脳炎

 今回は、少々、恐い病気の脳炎について触れてみたいと思います。

 一口に脳炎といっても、細菌やウィルスに感染する等により脳実質に炎症が起きる狭義の脳炎と、髄膜に炎症が起きる髄膜炎とがあります。これらを併せて髄膜脳炎と呼ぶこともあります。なお、脳実質とは、大脳、小脳を意味し、髄膜とは、頭蓋骨と脳実質の間に存在する硬膜、クモ膜、軟膜を総称するものです。

 脳炎を感染源から分類すると、ウィルス性、細菌性、真菌性、結核性、がん性に大別されます。その他に、最近、症例が多く報告されるようになった非ヘルペス性急性脳炎もあります。ウィルス性以外は、光学顕微鏡に映るレベルであるため、顕微鏡による診断、判別も有効です。

 ウィルス性脳炎で最も多いのは、ヘルペス脳炎です。ここでいうヘルペスとは、単純ヘルペスウィルスのことです。ヘルペスには、帯状疱疹ヘルペスウィルスもあります。帯状疱疹ヘルペスは、水痘ウィルスとも言われ、若年期の水痘(水疱瘡)や更年期の帯状疱疹を発症させる原因となります。ヘルペス脳炎に対しては、アシクロビールという特効薬がありますが、他のウィルス脳炎に対してはこれといった治療薬がないのが実情です。

 なお、細菌性脳炎に対する治療薬である抗生物質は、真菌性脳炎に対しては逆効果となり、症状を悪化させることがあります。それは、真菌(カビ)が抗生物質を好む性質があるためです。したがって、脳炎の感染源の診断を誤ると、治療するつもりで疾患を助長させることにもなりかねないのです。

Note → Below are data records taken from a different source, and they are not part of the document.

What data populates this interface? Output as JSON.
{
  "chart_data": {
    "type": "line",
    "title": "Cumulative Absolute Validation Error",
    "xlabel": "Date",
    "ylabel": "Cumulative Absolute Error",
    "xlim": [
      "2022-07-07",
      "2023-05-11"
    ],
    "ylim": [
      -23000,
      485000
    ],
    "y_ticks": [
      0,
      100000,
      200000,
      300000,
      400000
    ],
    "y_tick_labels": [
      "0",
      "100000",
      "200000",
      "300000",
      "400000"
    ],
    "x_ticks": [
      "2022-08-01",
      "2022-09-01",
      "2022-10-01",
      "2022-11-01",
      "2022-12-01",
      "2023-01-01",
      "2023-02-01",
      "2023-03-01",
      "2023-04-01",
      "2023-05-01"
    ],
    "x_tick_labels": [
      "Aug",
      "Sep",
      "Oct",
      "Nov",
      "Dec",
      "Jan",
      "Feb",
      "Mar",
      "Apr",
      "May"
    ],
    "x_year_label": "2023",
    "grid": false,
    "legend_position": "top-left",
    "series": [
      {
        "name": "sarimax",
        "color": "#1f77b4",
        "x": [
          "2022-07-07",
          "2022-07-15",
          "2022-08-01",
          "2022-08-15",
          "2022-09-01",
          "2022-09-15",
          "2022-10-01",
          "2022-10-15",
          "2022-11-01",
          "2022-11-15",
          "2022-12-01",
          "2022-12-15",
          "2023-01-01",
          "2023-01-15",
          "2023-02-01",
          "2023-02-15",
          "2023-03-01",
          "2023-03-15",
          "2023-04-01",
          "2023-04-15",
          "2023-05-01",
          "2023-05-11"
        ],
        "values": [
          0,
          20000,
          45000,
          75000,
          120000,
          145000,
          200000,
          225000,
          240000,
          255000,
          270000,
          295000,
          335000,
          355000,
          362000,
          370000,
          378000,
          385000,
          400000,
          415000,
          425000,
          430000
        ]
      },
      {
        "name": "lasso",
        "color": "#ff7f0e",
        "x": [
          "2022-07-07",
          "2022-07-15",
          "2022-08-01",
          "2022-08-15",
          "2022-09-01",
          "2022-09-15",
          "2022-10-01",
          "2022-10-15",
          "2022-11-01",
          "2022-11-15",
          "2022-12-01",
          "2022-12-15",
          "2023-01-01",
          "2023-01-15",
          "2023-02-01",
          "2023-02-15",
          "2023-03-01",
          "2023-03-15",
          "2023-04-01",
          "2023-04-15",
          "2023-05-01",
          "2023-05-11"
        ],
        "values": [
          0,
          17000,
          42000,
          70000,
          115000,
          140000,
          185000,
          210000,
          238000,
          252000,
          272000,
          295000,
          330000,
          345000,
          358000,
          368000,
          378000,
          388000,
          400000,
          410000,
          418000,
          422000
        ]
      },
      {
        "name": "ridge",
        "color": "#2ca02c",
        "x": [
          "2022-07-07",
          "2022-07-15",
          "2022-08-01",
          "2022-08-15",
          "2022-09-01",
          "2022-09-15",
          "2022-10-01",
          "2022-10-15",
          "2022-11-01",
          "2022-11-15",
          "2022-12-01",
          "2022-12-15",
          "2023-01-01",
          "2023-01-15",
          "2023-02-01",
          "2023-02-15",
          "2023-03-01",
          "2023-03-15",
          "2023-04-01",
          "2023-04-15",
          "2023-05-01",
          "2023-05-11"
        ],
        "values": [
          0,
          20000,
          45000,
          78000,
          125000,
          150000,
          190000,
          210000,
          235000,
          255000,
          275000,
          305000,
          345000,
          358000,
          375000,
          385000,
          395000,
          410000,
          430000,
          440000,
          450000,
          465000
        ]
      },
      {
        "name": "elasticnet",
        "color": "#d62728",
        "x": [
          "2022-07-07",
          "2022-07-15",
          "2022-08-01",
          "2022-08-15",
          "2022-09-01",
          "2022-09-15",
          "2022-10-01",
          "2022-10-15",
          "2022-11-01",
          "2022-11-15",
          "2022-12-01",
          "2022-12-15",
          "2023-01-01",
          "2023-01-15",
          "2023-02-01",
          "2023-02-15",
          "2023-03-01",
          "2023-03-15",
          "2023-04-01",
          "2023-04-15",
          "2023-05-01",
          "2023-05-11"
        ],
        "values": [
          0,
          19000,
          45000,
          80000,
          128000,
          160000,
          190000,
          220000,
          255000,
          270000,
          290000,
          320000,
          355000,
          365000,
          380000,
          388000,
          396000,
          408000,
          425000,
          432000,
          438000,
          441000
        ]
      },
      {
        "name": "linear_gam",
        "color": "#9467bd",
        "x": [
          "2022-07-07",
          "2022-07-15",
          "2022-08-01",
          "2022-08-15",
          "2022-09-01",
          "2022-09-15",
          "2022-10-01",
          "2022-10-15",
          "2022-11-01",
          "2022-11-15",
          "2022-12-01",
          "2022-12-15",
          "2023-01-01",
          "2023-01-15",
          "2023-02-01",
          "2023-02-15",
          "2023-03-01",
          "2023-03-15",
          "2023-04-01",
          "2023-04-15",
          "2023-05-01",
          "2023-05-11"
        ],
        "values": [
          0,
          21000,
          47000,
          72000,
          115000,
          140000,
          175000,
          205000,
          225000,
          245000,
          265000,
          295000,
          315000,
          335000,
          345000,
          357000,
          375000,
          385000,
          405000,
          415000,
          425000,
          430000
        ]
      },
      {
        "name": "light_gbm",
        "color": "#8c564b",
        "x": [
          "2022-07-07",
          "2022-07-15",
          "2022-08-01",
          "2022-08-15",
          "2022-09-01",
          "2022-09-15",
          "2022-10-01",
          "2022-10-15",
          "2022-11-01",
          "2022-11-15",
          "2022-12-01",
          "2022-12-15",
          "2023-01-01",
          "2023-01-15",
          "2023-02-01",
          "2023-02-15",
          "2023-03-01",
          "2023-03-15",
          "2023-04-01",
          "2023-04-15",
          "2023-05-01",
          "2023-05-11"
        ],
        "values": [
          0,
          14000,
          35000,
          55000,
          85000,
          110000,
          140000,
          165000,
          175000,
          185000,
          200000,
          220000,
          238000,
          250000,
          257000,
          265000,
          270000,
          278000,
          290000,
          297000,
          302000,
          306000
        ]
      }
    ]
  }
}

 本来、無菌であるはずの脳に、ウィルスや細菌等が入り込むわけですから、脳炎は身体を重篤な状態に陥れます。症状としては、発熱、頭痛、咳、悪心、嘔吐の他、意識障害、痙攣、奇異行動も現れたりします。そして、死に至ることもあります。

 しかし、もっともやっかいなのは、非ヘルペス性急性脳炎です。若い女性に多く発症し、この患者にはかなりの確率で卵巣奇形種が発見されています。近時、非ヘルペス性急性脳炎は、抗NMDA受容体という抗体の一種が病因であることがわかってきました。この抗体は、幻覚や妄想、奇怪な言動といった精神病症状を引き起こしますが、抗体産生の意義やメカニズム等解明されていない部分が多いとされています。それまで普通に生活し、健康であった人が突然、幻覚を見、奇っ怪な行動を取り始めるため、精神分裂病(統合失調症)と間違えられることもあります。ただ、精神分裂病は、発熱等を伴うものではないため、患者の細かな身体状況の変化を見逃さないことが重要です。かかる非ヘルペス性急性脳炎の治療は、抗体が原因しているため、ステロイド等を使用した免疫療法が有効とされているものの、未だ適切な方法が確立していないのが現状です。